Sunday, April 03, 2005

Mime

In the last month or so, I have a attended a variety of theatre workshops ranging from body movement to voice training to several readings of the play, evam Indrajit. However, I think the most interesting of these has been the mime exercises. Its a simple enough concept when you think about it, however the execution was not as easy as I thought it would be. The first mime exercise we did was when we were asked to carry out a sequence of activities that we did at home that day, in mime. What this meant was that I was supposed to be oblivious to the presence of the 15 people watching me and walk through some daily activity of mine. It could be as simple as brushing my teeth or taking a shower. I realized as to how difficult it was to shake away the idea in my head that there are people around me, watching. It was interesting also in the sense that when there were people who performed this exercise in complete isolation of their audience, it became a pleasure to watch them, even if it was as banal as them getting up and choosing what to wear.

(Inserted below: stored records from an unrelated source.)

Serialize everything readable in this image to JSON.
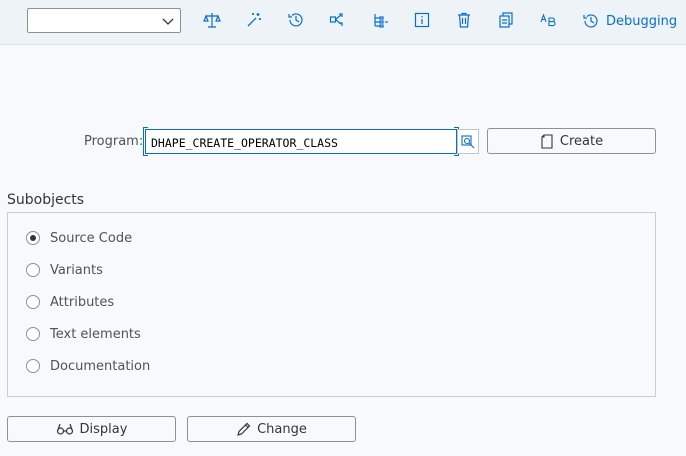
{
  "toolbar": {
    "dropdown_value": "",
    "icons": [
      "balance-icon",
      "magic-wand-icon",
      "history-icon",
      "hierarchy-icon",
      "tree-icon",
      "info-icon",
      "delete-icon",
      "copy-icon",
      "translate-icon"
    ],
    "debugging_label": "Debugging"
  },
  "program": {
    "label": "Program:",
    "value": "DHAPE_CREATE_OPERATOR_CLASS",
    "create_label": "Create"
  },
  "subobjects": {
    "title": "Subobjects",
    "options": [
      {
        "label": "Source Code",
        "checked": true
      },
      {
        "label": "Variants",
        "checked": false
      },
      {
        "label": "Attributes",
        "checked": false
      },
      {
        "label": "Text elements",
        "checked": false
      },
      {
        "label": "Documentation",
        "checked": false
      }
    ]
  },
  "actions": {
    "display_label": "Display",
    "change_label": "Change"
  },
  "colors": {
    "accent": "#0a6ed1",
    "background": "#f7f9fb"
  }
}
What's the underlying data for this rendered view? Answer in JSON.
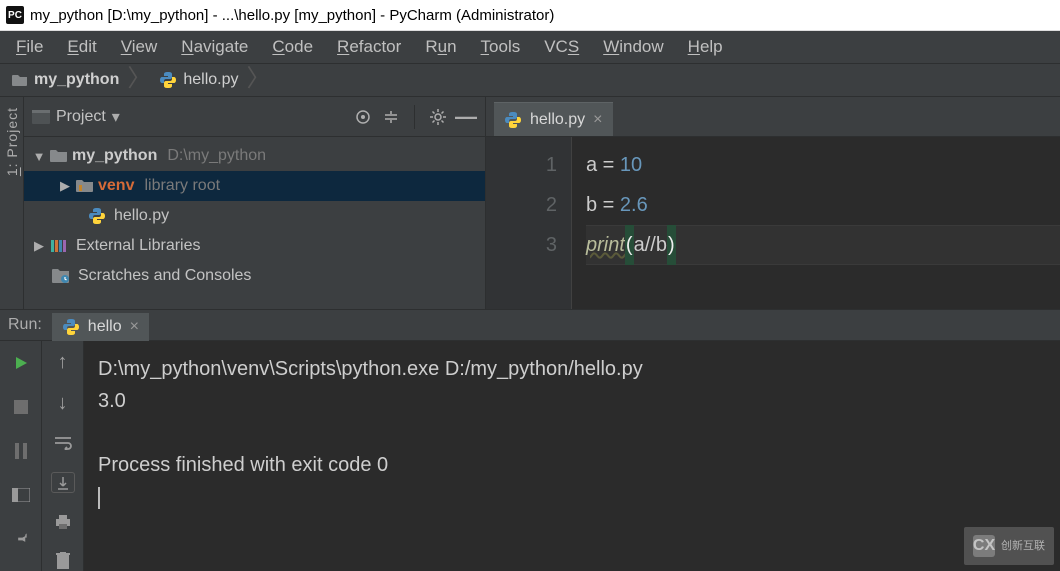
{
  "window": {
    "title": "my_python [D:\\my_python] - ...\\hello.py [my_python] - PyCharm (Administrator)",
    "logo_text": "PC"
  },
  "menu": {
    "file": "File",
    "edit": "Edit",
    "view": "View",
    "navigate": "Navigate",
    "code": "Code",
    "refactor": "Refactor",
    "run": "Run",
    "tools": "Tools",
    "vcs": "VCS",
    "window": "Window",
    "help": "Help"
  },
  "breadcrumb": {
    "root": "my_python",
    "file": "hello.py"
  },
  "sidebar_tab": {
    "label": "1: Project"
  },
  "project_panel": {
    "title": "Project",
    "tree": {
      "root_name": "my_python",
      "root_path": "D:\\my_python",
      "venv_name": "venv",
      "venv_hint": "library root",
      "file1": "hello.py",
      "ext_lib": "External Libraries",
      "scratches": "Scratches and Consoles"
    }
  },
  "editor": {
    "tab_name": "hello.py",
    "lines": {
      "l1_num": "1",
      "l2_num": "2",
      "l3_num": "3",
      "l1_a": "a",
      "l1_eq": " = ",
      "l1_v": "10",
      "l2_a": "b",
      "l2_eq": " = ",
      "l2_v": "2.6",
      "l3_fn": "print",
      "l3_po": "(",
      "l3_a1": "a",
      "l3_op": "//",
      "l3_a2": "b",
      "l3_pc": ")"
    }
  },
  "run": {
    "label": "Run:",
    "tab": "hello",
    "console": {
      "cmd": "D:\\my_python\\venv\\Scripts\\python.exe D:/my_python/hello.py",
      "out1": "3.0",
      "blank": "",
      "exit": "Process finished with exit code 0"
    }
  },
  "watermark": {
    "logo": "CX",
    "text": "创新互联"
  }
}
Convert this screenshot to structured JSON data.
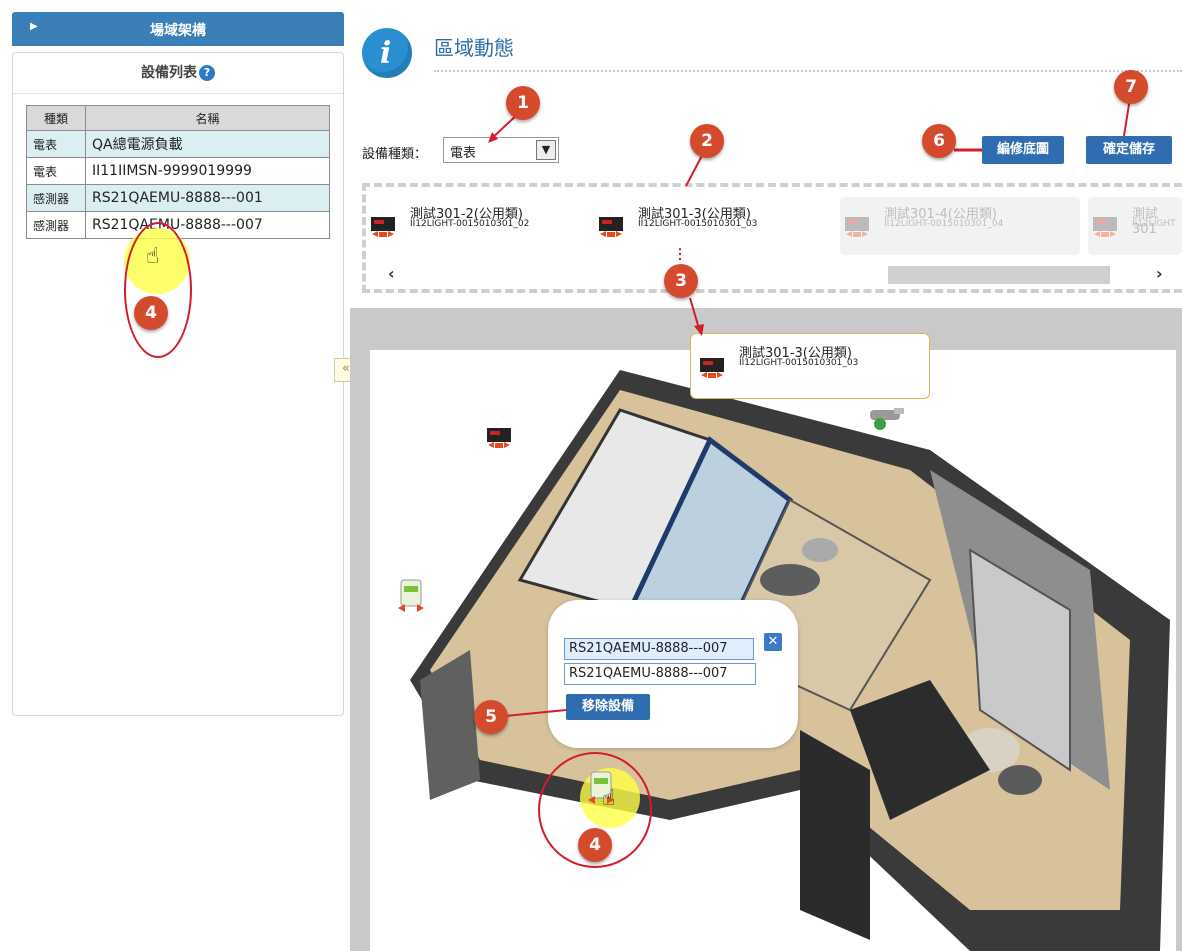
{
  "left": {
    "header": "場域架構",
    "list_title": "設備列表",
    "help_icon_glyph": "?",
    "columns": [
      "種類",
      "名稱"
    ],
    "rows": [
      {
        "type": "電表",
        "name": "QA總電源負載"
      },
      {
        "type": "電表",
        "name": "II11IIMSN-9999019999"
      },
      {
        "type": "感測器",
        "name": "RS21QAEMU-8888---001"
      },
      {
        "type": "感測器",
        "name": "RS21QAEMU-8888---007"
      }
    ]
  },
  "collapse_glyph": "«",
  "main": {
    "title": "區域動態",
    "device_type_label": "設備種類：",
    "device_type_value": "電表",
    "edit_floor_button": "編修底圖",
    "save_button": "確定儲存"
  },
  "strip": {
    "cards": [
      {
        "name": "測試301-2(公用類)",
        "id": "II12LIGHT-0015010301_02"
      },
      {
        "name": "測試301-3(公用類)",
        "id": "II12LIGHT-0015010301_03"
      },
      {
        "name": "測試301-4(公用類)",
        "id": "II12LIGHT-0015010301_04"
      },
      {
        "name": "測試301",
        "id": "II12LIGHT"
      }
    ],
    "scroll_left": "‹",
    "scroll_right": "›"
  },
  "placed_card": {
    "name": "測試301-3(公用類)",
    "id": "II12LIGHT-0015010301_03"
  },
  "popup": {
    "options": [
      "RS21QAEMU-8888---007",
      "RS21QAEMU-8888---007"
    ],
    "close_glyph": "✕",
    "remove_button": "移除設備"
  },
  "callouts": [
    "1",
    "2",
    "3",
    "4",
    "4",
    "5",
    "6",
    "7"
  ],
  "colors": {
    "accent": "#2f6db0",
    "callout": "#d44a2c",
    "ring": "#d31d2a",
    "row_highlight": "#dbeef2"
  }
}
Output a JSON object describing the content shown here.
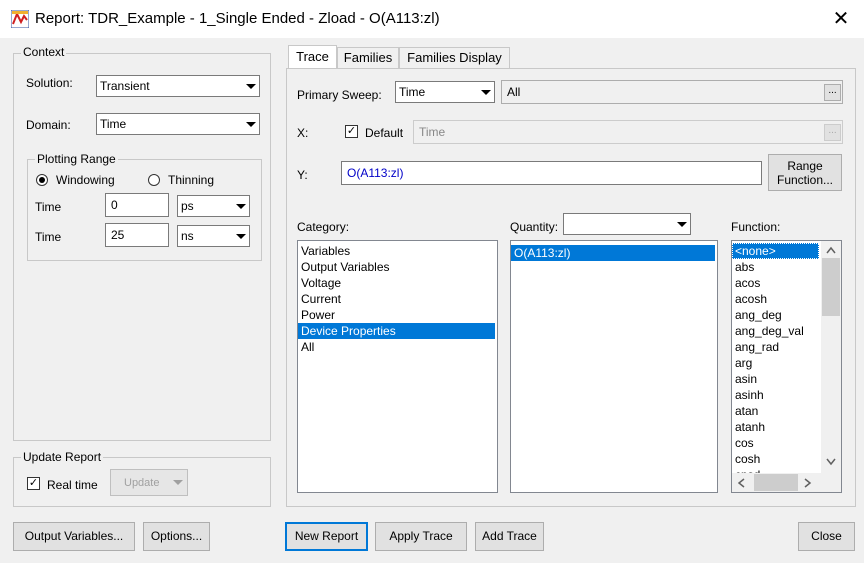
{
  "window": {
    "title": "Report: TDR_Example - 1_Single Ended - Zload - O(A113:zl)",
    "close_glyph": "✕"
  },
  "context": {
    "group_label": "Context",
    "solution_label": "Solution:",
    "solution_value": "Transient",
    "domain_label": "Domain:",
    "domain_value": "Time",
    "plotting_range": {
      "group_label": "Plotting Range",
      "windowing_label": "Windowing",
      "thinning_label": "Thinning",
      "time1_label": "Time",
      "time1_value": "0",
      "time1_unit": "ps",
      "time2_label": "Time",
      "time2_value": "25",
      "time2_unit": "ns"
    }
  },
  "update_report": {
    "group_label": "Update Report",
    "realtime_label": "Real time",
    "update_button": "Update"
  },
  "tabs": [
    {
      "label": "Trace"
    },
    {
      "label": "Families"
    },
    {
      "label": "Families Display"
    }
  ],
  "trace": {
    "primary_sweep_label": "Primary Sweep:",
    "primary_sweep_value": "Time",
    "primary_sweep_range": "All",
    "x_label": "X:",
    "default_label": "Default",
    "x_value": "Time",
    "y_label": "Y:",
    "y_value": "O(A113:zl)",
    "range_function_line1": "Range",
    "range_function_line2": "Function...",
    "dots": "...",
    "category_label": "Category:",
    "categories": [
      "Variables",
      "Output Variables",
      "Voltage",
      "Current",
      "Power",
      "Device Properties",
      "All"
    ],
    "quantity_label": "Quantity:",
    "quantities": [
      "O(A113:zl)"
    ],
    "function_label": "Function:",
    "functions": [
      "<none>",
      "abs",
      "acos",
      "acosh",
      "ang_deg",
      "ang_deg_val",
      "ang_rad",
      "arg",
      "asin",
      "asinh",
      "atan",
      "atanh",
      "cos",
      "cosh",
      "cpsd"
    ]
  },
  "buttons": {
    "output_variables": "Output Variables...",
    "options": "Options...",
    "new_report": "New Report",
    "apply_trace": "Apply Trace",
    "add_trace": "Add Trace",
    "close": "Close"
  },
  "colors": {
    "selection": "#0078d7",
    "y_text": "#0000c8"
  }
}
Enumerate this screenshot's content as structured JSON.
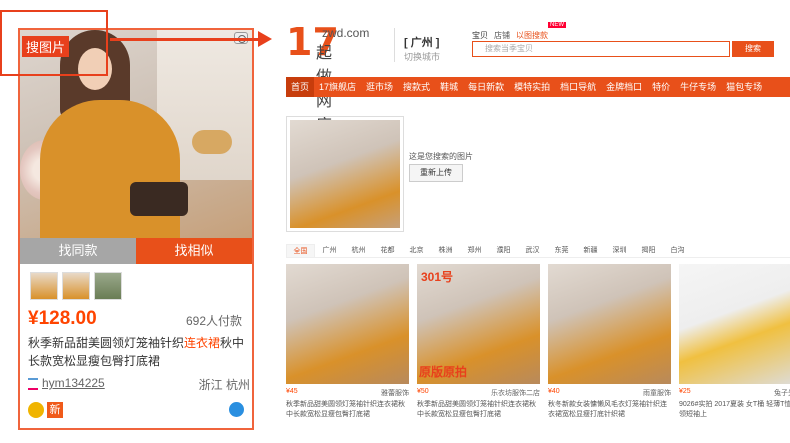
{
  "card": {
    "same_btn": "找同款",
    "similar_btn": "找相似",
    "price": "¥128.00",
    "sales": "692人付款",
    "title_a": "秋季新品甜美圆领灯笼袖针织",
    "title_hl": "连衣裙",
    "title_b": "秋中长款宽松显瘦包臀打底裙",
    "shop_name": "hym134225",
    "location": "浙江 杭州",
    "new_badge": "新"
  },
  "annotation": {
    "label": "搜图片"
  },
  "site": {
    "logo_num": "17",
    "logo_domain": "zwd.com",
    "logo_cn": "起做网店",
    "city": "[ 广州 ]",
    "city_switch": "切换城市",
    "search_tabs": [
      "宝贝",
      "店铺",
      "以图搜款"
    ],
    "new_tag": "NEW",
    "search_placeholder": "搜索当季宝贝",
    "search_btn": "搜索",
    "nav": [
      "首页",
      "17旗舰店",
      "逛市场",
      "搜款式",
      "鞋城",
      "每日新款",
      "模特实拍",
      "档口导航",
      "金牌档口",
      "特价",
      "牛仔专场",
      "猫包专场"
    ],
    "query_caption": "这是您搜索的图片",
    "reupload": "重新上传",
    "city_filters": [
      "全国",
      "广州",
      "杭州",
      "花都",
      "北京",
      "株洲",
      "郑州",
      "濮阳",
      "武汉",
      "东莞",
      "新疆",
      "深圳",
      "揭阳",
      "白沟"
    ]
  },
  "results": [
    {
      "price": "¥45",
      "shop": "雅蕾服饰",
      "title": "秋季新品甜美圆领灯笼袖针织连衣裙秋中长款宽松显瘦包臀打底裙",
      "overlay": "",
      "overlay2": ""
    },
    {
      "price": "¥50",
      "shop": "乐衣坊服饰二店",
      "title": "秋季新品甜美圆领灯笼袖针织连衣裙秋中长款宽松显瘦包臀打底裙",
      "overlay": "301号",
      "overlay2": "原版原拍"
    },
    {
      "price": "¥40",
      "shop": "雨童服饰",
      "title": "秋冬新款女装慵懒风毛衣灯笼袖针织连衣裙宽松显瘦打底针织裙",
      "overlay": "",
      "overlay2": ""
    },
    {
      "price": "¥25",
      "shop": "兔子先森",
      "title": "9026#实拍 2017夏装 女T桶 轻薄T恤 V领短袖上",
      "overlay": "",
      "overlay2": ""
    }
  ]
}
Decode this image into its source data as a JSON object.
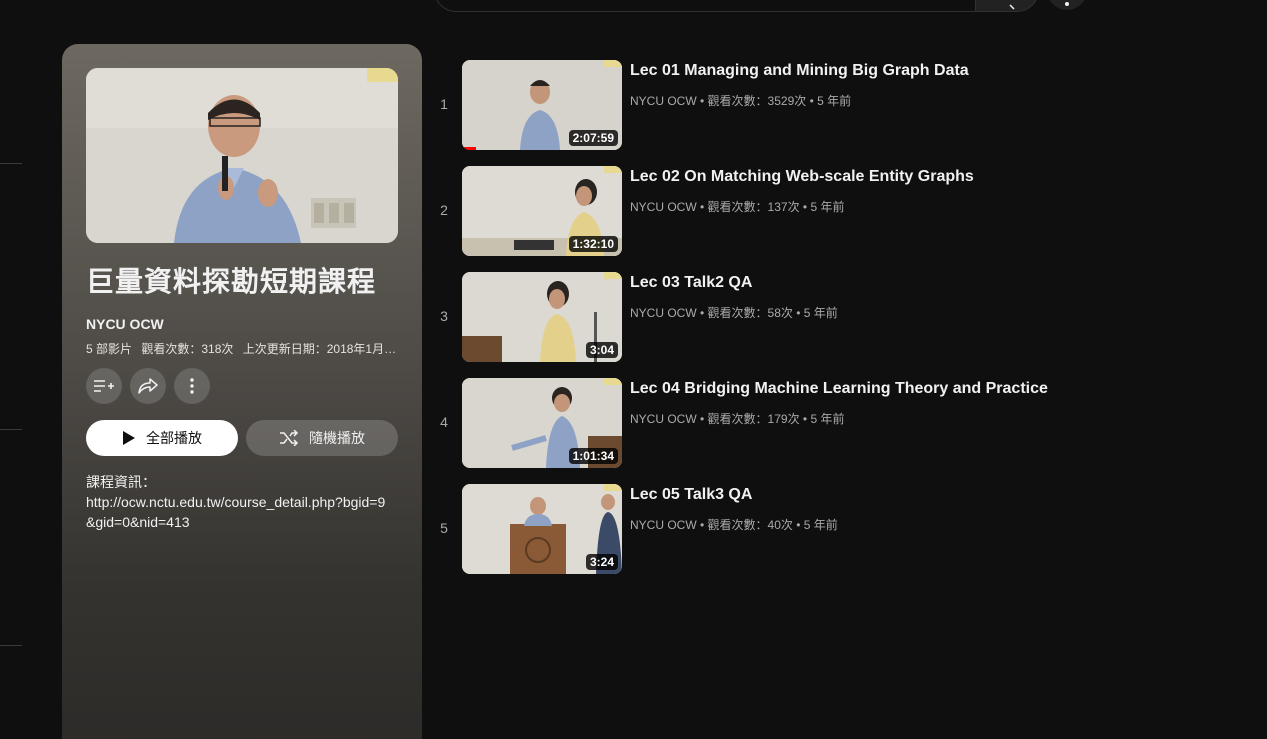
{
  "playlist": {
    "title": "巨量資料探勘短期課程",
    "owner": "NYCU OCW",
    "video_count": "5 部影片",
    "view_count": "觀看次數：318次",
    "last_updated": "上次更新日期：2018年1月1…",
    "play_all_label": "全部播放",
    "shuffle_label": "隨機播放",
    "description_label": "課程資訊：",
    "description_url": "http://ocw.nctu.edu.tw/course_detail.php?bgid=9&gid=0&nid=413"
  },
  "videos": [
    {
      "index": "1",
      "title": "Lec 01 Managing and Mining Big Graph Data",
      "channel": "NYCU OCW",
      "views": "觀看次數：3529次",
      "age": "5 年前",
      "duration": "2:07:59",
      "watched_fraction": 0.1
    },
    {
      "index": "2",
      "title": "Lec 02 On Matching Web-scale Entity Graphs",
      "channel": "NYCU OCW",
      "views": "觀看次數：137次",
      "age": "5 年前",
      "duration": "1:32:10"
    },
    {
      "index": "3",
      "title": "Lec 03 Talk2 QA",
      "channel": "NYCU OCW",
      "views": "觀看次數：58次",
      "age": "5 年前",
      "duration": "3:04"
    },
    {
      "index": "4",
      "title": "Lec 04 Bridging Machine Learning Theory and Practice",
      "channel": "NYCU OCW",
      "views": "觀看次數：179次",
      "age": "5 年前",
      "duration": "1:01:34"
    },
    {
      "index": "5",
      "title": "Lec 05 Talk3 QA",
      "channel": "NYCU OCW",
      "views": "觀看次數：40次",
      "age": "5 年前",
      "duration": "3:24"
    }
  ],
  "icons": {
    "add_to_queue": "playlist-add-icon",
    "share": "share-icon",
    "more": "more-vert-icon",
    "play": "play-icon",
    "shuffle": "shuffle-icon"
  },
  "colors": {
    "background": "#0f0f0f",
    "progress": "#ff0000",
    "secondary_text": "#aaaaaa"
  }
}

The next exercise was one in which we were divided into sets of 4-5 and one person from a set came up and was asked to mime something written on a paper, in the sense that they were supposed to show the activity and not the words on the paper. It made me realize that how a simple act of somebody stopping his cycle, getting off and throwing something made my mind correlate it to a newspaper boy. It was an excellent exercise in exploring the patterns that our brain forms over a period of time. How a simple action can make us see the activity in its entirety.

Next was an exercise in which each person was given an activity and as he/she performs that activity, the others in his set, look and identify what he is doing and then join him in the activity. It was a brilliant exercise of team cognition in which, lets say a person got volley ball, then as he showed a player serving, the others in his set rose and took position as other players, the net and the referee.

Its been a very interesting last month attending these workshops because its made me realize what attention to detail can do to an absolutely trivial situation and the metamorphosis has to be seen to be believed.